After a while, snow started melting faster than it fell. More and more bare ground appeared; white no longer cloaked the pines and firs and spruces on both sides of the Ussuri. Here and there, flowers started blooming. They sprouted with what struck Fujita as frantic haste, as if they knew they wouldn't have long to do whatever they did. He wouldn't have called this spring in Japan, but it looked to be as much as the Ussuri country had to offer.

Lieutenant Hanafusa seemed delighted. "Spring comes early this year!" he exclaimed. "Even the weather kami are on our side."

No one told him he was wrong. Fujita only hoped the spirits in charge of the weather knew what they were doing. No, not only. He hoped the people in charge of the Kwantung Army knew what they were doing, too.

Whenever he got the chance, he peered across the Ussuri with field glasses. He rarely glimpsed Russians. Whatever the Red Army had over there, it was concealed. The Japanese would find out when they crossed the river-no sooner.

He kept hoping the people in charge of things would change their minds. Hope was cheap-no, free. And one of the big reasons it was free was that it was so unreliable. Men and guns kept right on moving up toward the Ussuri. Fujita presumed planes did, too, but the airstrips were farther back, so he didn't see them.

Superior Private Shinjiro Hayashi said, "Please excuse me, Sergeant-san, but do our superiors believe the Russians don't know we're preparing an attack?" His education didn't keep him from seeing what also looked all too obvious to Fujita.

"If you think our superiors tell me what they believe, Hayashi, you're dumber than I give you credit for, and that isn't easy," Fujita snapped.

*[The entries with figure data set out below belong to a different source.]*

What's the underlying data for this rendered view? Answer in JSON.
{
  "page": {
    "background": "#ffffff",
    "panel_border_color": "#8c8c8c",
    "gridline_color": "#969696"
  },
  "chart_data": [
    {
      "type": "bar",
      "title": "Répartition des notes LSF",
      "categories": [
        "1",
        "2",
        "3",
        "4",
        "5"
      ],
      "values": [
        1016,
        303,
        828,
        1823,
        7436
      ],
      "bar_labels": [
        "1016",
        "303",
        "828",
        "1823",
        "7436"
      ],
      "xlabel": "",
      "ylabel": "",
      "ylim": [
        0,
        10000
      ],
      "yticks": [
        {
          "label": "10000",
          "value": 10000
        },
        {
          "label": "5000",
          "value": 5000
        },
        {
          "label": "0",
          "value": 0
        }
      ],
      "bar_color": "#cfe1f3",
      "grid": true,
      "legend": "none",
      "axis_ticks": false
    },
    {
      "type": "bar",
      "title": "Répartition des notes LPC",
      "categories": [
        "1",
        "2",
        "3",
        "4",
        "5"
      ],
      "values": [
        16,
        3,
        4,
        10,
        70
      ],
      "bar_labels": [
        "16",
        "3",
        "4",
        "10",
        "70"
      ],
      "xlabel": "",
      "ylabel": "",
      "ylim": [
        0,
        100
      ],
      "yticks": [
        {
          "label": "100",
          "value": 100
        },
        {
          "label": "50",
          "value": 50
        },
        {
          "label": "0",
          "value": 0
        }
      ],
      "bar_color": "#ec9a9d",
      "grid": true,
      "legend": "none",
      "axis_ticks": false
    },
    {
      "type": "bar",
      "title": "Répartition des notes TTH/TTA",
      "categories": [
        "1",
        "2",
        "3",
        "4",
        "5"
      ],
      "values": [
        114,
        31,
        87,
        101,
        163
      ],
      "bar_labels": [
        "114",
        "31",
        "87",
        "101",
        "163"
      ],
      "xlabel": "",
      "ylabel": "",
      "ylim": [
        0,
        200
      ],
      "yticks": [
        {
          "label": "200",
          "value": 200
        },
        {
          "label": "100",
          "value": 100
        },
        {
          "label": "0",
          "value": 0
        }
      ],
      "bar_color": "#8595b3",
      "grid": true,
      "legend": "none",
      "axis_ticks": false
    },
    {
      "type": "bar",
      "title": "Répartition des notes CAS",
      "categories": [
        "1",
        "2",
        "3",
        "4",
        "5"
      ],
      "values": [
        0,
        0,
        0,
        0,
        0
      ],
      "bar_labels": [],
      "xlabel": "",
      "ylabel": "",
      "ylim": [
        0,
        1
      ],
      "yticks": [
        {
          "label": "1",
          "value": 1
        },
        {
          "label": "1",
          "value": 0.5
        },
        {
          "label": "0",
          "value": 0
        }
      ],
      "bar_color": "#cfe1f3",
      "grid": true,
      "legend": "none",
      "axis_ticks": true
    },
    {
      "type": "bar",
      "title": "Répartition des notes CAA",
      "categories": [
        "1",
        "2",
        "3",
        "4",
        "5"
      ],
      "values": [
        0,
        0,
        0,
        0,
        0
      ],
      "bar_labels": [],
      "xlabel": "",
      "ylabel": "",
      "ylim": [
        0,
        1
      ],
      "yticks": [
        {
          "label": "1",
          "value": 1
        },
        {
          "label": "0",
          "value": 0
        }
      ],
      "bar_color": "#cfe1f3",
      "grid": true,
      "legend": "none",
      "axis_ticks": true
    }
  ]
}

He quashed the university student without showing how worried he was himself. He hoped he didn't show it, anyhow. If Hayashi had suspicions, he also had the common sense to keep quiet about them.

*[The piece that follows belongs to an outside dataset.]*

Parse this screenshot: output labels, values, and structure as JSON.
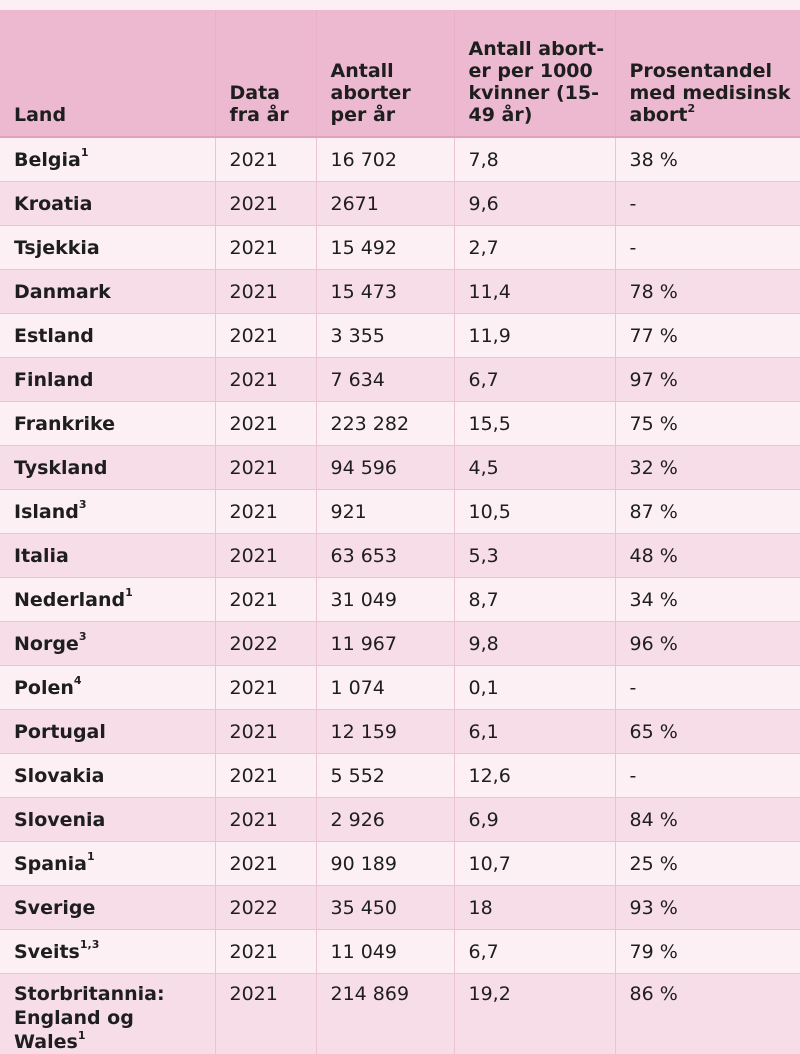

The Japanese got a start hour-0530 on 1 April 1939. The last couple of days dragged along. Everybody got ready and did his best to make sure the Red Army went on thinking everything was normal…if that was what the Red Army thought.

"When we detach Vladivostok from the Communists, the Emperor will be proud of us," Lieutenant Hanafusa told his platoon as they waited for the barrage to begin. Sergeant Fujita imagined marching into Vladivostok. He imagined the Emperor pinning a medal on him with his own divine hand. He imagined his heart bursting in his chest from pride.